Conversas com ele...

No carro com o pai. Na rádio passa a música The roof is on fire e o pai explica que é por causa desta música que o Rufus se chama Rufus. Às tantas, entra o refrão:

We don't need no water let the motherfucker burn
Burn motherfucker burn


pelo que ele:

- aahh, esta música fala sobre a família!!!



claro que sim.

quinta-feira, maio 31, 2012

Como ser pior que as crianças...

O meu carro estava imundo.
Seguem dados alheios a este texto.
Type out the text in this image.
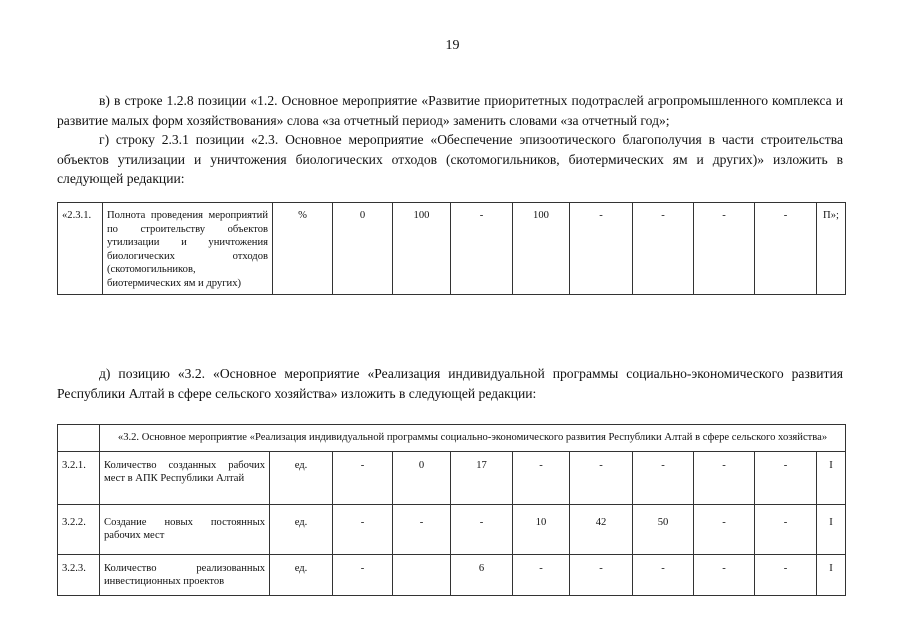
19
в) в строке 1.2.8 позиции «1.2. Основное мероприятие «Развитие приоритетных подотраслей агропромышленного комплекса и развитие малых форм хозяйствования» слова «за отчетный период» заменить словами «за отчетный год»;
г) строку 2.3.1 позиции «2.3. Основное мероприятие «Обеспечение эпизоотического благополучия в части строительства объектов утилизации и уничтожения биологических отходов (скотомогильников, биотермических ям и других)» изложить в следующей редакции:
«2.3.1.	Полнота проведения мероприятий по строительству объектов утилизации и уничтожения биологических отходов (скотомогильников, биотермических ям и других)	%	0	100	-	100	-	-	-	-	П»;
д) позицию «3.2. «Основное мероприятие «Реализация индивидуальной программы социально-экономического развития Республики Алтай в сфере сельского хозяйства» изложить в следующей редакции:
	«3.2. Основное мероприятие «Реализация индивидуальной программы социально-экономического развития Республики Алтай в сфере сельского хозяйства»										
3.2.1.	Количество созданных рабочих мест в АПК Республики Алтай	ед.	-	0	17	-	-	-	-	-	I
3.2.2.	Создание новых постоянных рабочих мест	ед.	-	-	-	10	42	50	-	-	I
3.2.3.	Количество реализованных инвестиционных проектов	ед.	-		6	-	-	-	-	-	I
Ok, imundo é eufemismo, estava porco mesmo e a precisar urgentemente de uma intervenção de especialistas.

Assim, na sexta-feira passada quando peguei na minha miúda e raptei a sua melhor amiga - raptada com o consentimento da sua mãe, claro está - para uma noite de miúdas depois do ballet, enquanto nós invadíamos a Sephora a experimentar maquilhagem e perfumes, e, abancávamos na Bertrand e FNAC (que mesmo as noites de gajas têm o seu lado cultural) a folhear livros do Gerónimo Stilton e de Uma Aventura, entreguei o carro a uma daquelas empresas de lavagem automóvel dos parques dos centros comerciais (mesmo que me faça alguma confusão aquelas pessoas trabalharem naquele ambiente que não deve ser nada recomendável para se estar muito tempo).

Quando cheguei para o ir buscar nem o reconheci. Brilhante por dentro e por fora, e, cheiroso. Tão cheiroso que nem colei o "pega-cheiro" de morango que comprei no balcão da dita.
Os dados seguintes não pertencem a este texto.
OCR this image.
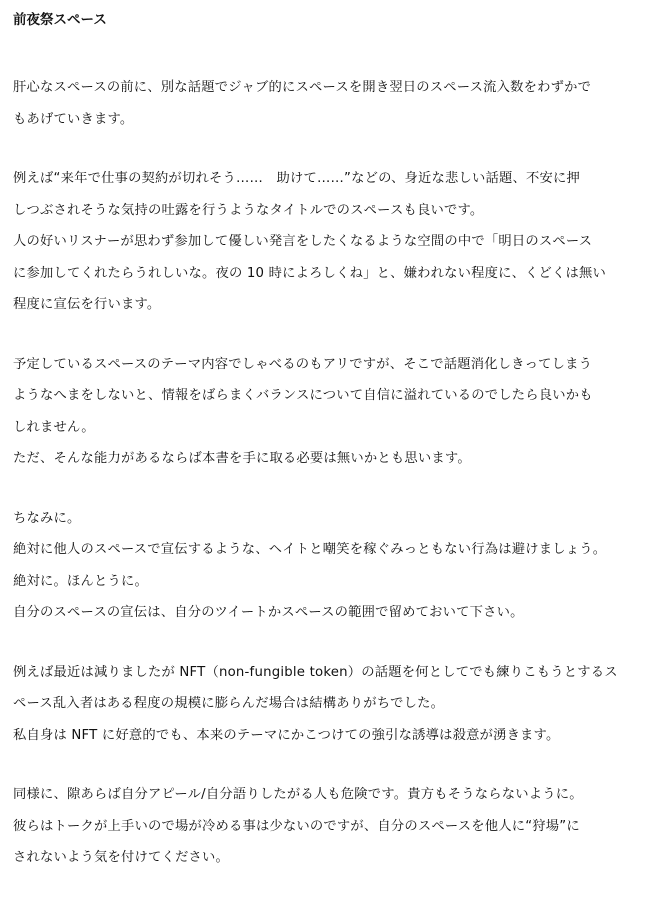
前夜祭スペース
肝心なスペースの前に、別な話題でジャブ的にスペースを開き翌日のスペース流入数をわずかで
もあげていきます。
例えば“来年で仕事の契約が切れそう……　助けて……”などの、身近な悲しい話題、不安に押
しつぶされそうな気持の吐露を行うようなタイトルでのスペースも良いです。
人の好いリスナーが思わず参加して優しい発言をしたくなるような空間の中で「明日のスペース
に参加してくれたらうれしいな。夜の 10 時によろしくね」と、嫌われない程度に、くどくは無い
程度に宣伝を行います。
予定しているスペースのテーマ内容でしゃべるのもアリですが、そこで話題消化しきってしまう
ようなへまをしないと、情報をばらまくバランスについて自信に溢れているのでしたら良いかも
しれません。
ただ、そんな能力があるならば本書を手に取る必要は無いかとも思います。
ちなみに。
絶対に他人のスペースで宣伝するような、ヘイトと嘲笑を稼ぐみっともない行為は避けましょう。
絶対に。ほんとうに。
自分のスペースの宣伝は、自分のツイートかスペースの範囲で留めておいて下さい。
例えば最近は減りましたが NFT（non-fungible token）の話題を何としてでも練りこもうとするス
ペース乱入者はある程度の規模に膨らんだ場合は結構ありがちでした。
私自身は NFT に好意的でも、本来のテーマにかこつけての強引な誘導は殺意が湧きます。
同様に、隙あらば自分アピール/自分語りしたがる人も危険です。貴方もそうならないように。
彼らはトークが上手いので場が冷める事は少ないのですが、自分のスペースを他人に“狩場”に
されないよう気を付けてください。
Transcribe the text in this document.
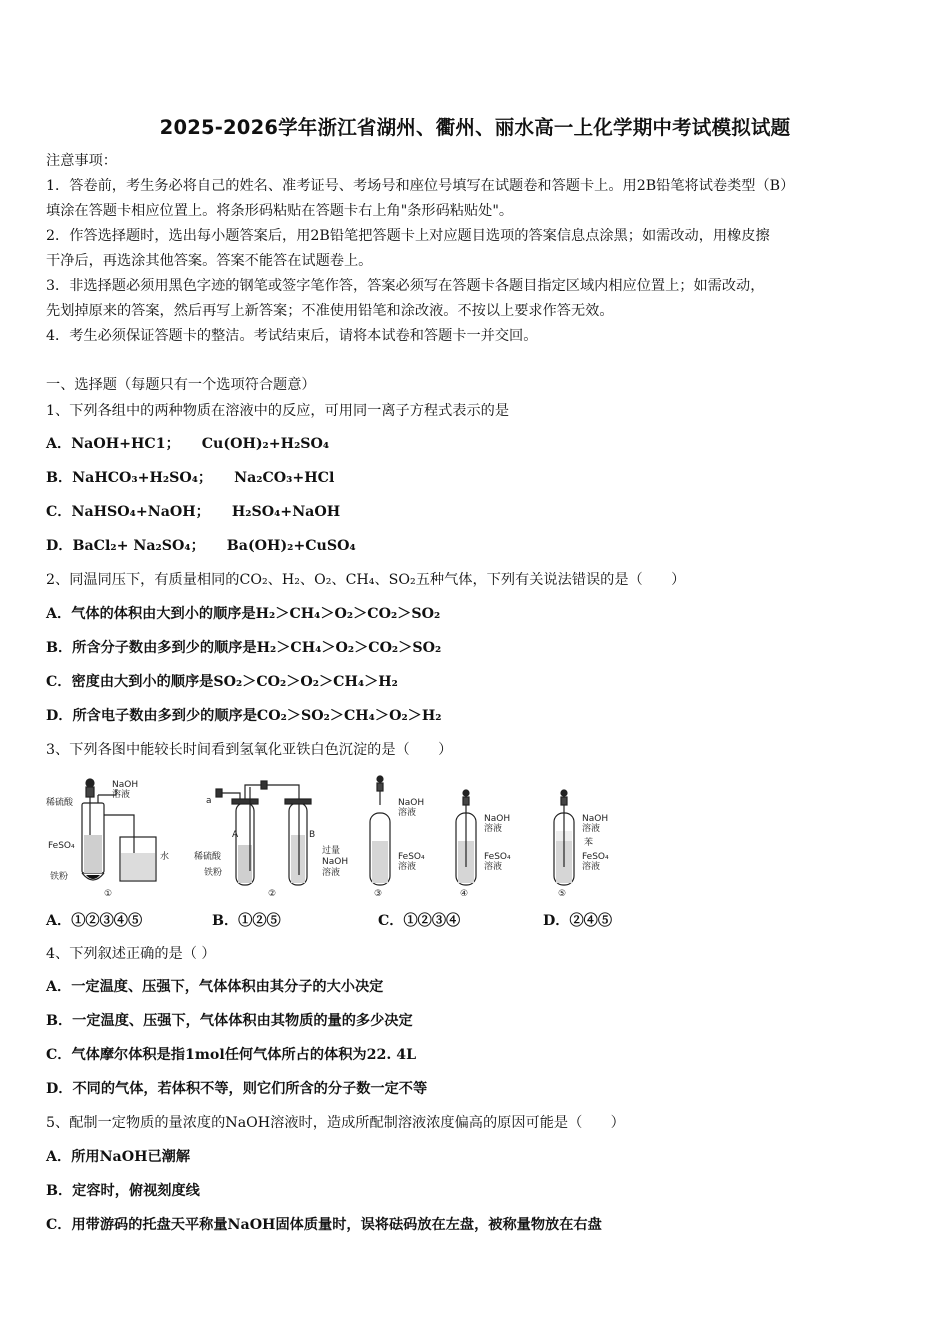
2025-2026学年浙江省湖州、衢州、丽水高一上化学期中考试模拟试题
注意事项：
1．答卷前，考生务必将自己的姓名、准考证号、考场号和座位号填写在试题卷和答题卡上。用2B铅笔将试卷类型（B）
填涂在答题卡相应位置上。将条形码粘贴在答题卡右上角"条形码粘贴处"。
2．作答选择题时，选出每小题答案后，用2B铅笔把答题卡上对应题目选项的答案信息点涂黑；如需改动，用橡皮擦
干净后，再选涂其他答案。答案不能答在试题卷上。
3．非选择题必须用黑色字迹的钢笔或签字笔作答，答案必须写在答题卡各题目指定区域内相应位置上；如需改动，
先划掉原来的答案，然后再写上新答案；不准使用铅笔和涂改液。不按以上要求作答无效。
4．考生必须保证答题卡的整洁。考试结束后，请将本试卷和答题卡一并交回。
一、选择题（每题只有一个选项符合题意）
1、下列各组中的两种物质在溶液中的反应，可用同一离子方程式表示的是
A．NaOH+HC1； Cu(OH)₂+H₂SO₄
B．NaHCO₃+H₂SO₄； Na₂CO₃+HCl
C．NaHSO₄+NaOH； H₂SO₄+NaOH
D．BaCl₂+ Na₂SO₄； Ba(OH)₂+CuSO₄
2、同温同压下，有质量相同的CO₂、H₂、O₂、CH₄、SO₂五种气体，下列有关说法错误的是（　　）
A．气体的体积由大到小的顺序是H₂＞CH₄＞O₂＞CO₂＞SO₂
B．所含分子数由多到少的顺序是H₂＞CH₄＞O₂＞CO₂＞SO₂
C．密度由大到小的顺序是SO₂＞CO₂＞O₂＞CH₄＞H₂
D．所含电子数由多到少的顺序是CO₂＞SO₂＞CH₄＞O₂＞H₂
3、下列各图中能较长时间看到氢氧化亚铁白色沉淀的是（　　）
NaOH
溶液
稀硫酸
FeSO₄
铁粉
水
①
a
A	B
稀硫酸
铁粉
过量
NaOH
溶液
②
NaOH
溶液
FeSO₄
溶液
③
NaOH
溶液
FeSO₄
溶液
④
NaOH
溶液
苯
FeSO₄
溶液
⑤
A．①②③④⑤	B．①②⑤	C．①②③④	D．②④⑤
4、下列叙述正确的是（ ）
A．一定温度、压强下，气体体积由其分子的大小决定
B．一定温度、压强下，气体体积由其物质的量的多少决定
C．气体摩尔体积是指1mol任何气体所占的体积为22. 4L
D．不同的气体，若体积不等，则它们所含的分子数一定不等
5、配制一定物质的量浓度的NaOH溶液时，造成所配制溶液浓度偏高的原因可能是（　　）
A．所用NaOH已潮解
B．定容时，俯视刻度线
C．用带游码的托盘天平称量NaOH固体质量时，误将砝码放在左盘，被称量物放在右盘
É claro que nessa noite e no dia seguinte ouve logo discurso sobre o importante que era todos estimarmos aquela limpeza e blá blá blá, dirigida especialmente aos seres com menos de um metro e meio.

Discurso feito. Espirito de inspetora nas entradas e saídas da viatura. Tolerância zero para brinquedos e lixos esquecidos. Tudo isto, para dois dias depois e a meia dúzia de quilómetros de casa, estar a passar para o banco de trás uma bolacha, que tinha já nem sei porquê na mala, ao mais novo que se queixava de muita fome e ainda acrescentar com um ar muito sério: cuidado com as migalhas!

A sério. Podem-me dar dois pares de estalos.

sexta-feira, novembro 25, 2011

Caiu-lhe no goto e agora quem o atura somos nós...

- sabes que a Sónia mediu os meninos e pesou e disse-me que eu era o maior e o mais pesado da escola!
- sim, já tinhas disto. vês, é de comeres sempre a sopa e muita fruta!
- sim eu sou mesmo o maior. mas eu tenho de estar sempre a dizer isto porque ainda há uns meninos que não sabem e eu digo-lhes: - sabes eu sou o maior e o mais pesado - e eles assim já sabem.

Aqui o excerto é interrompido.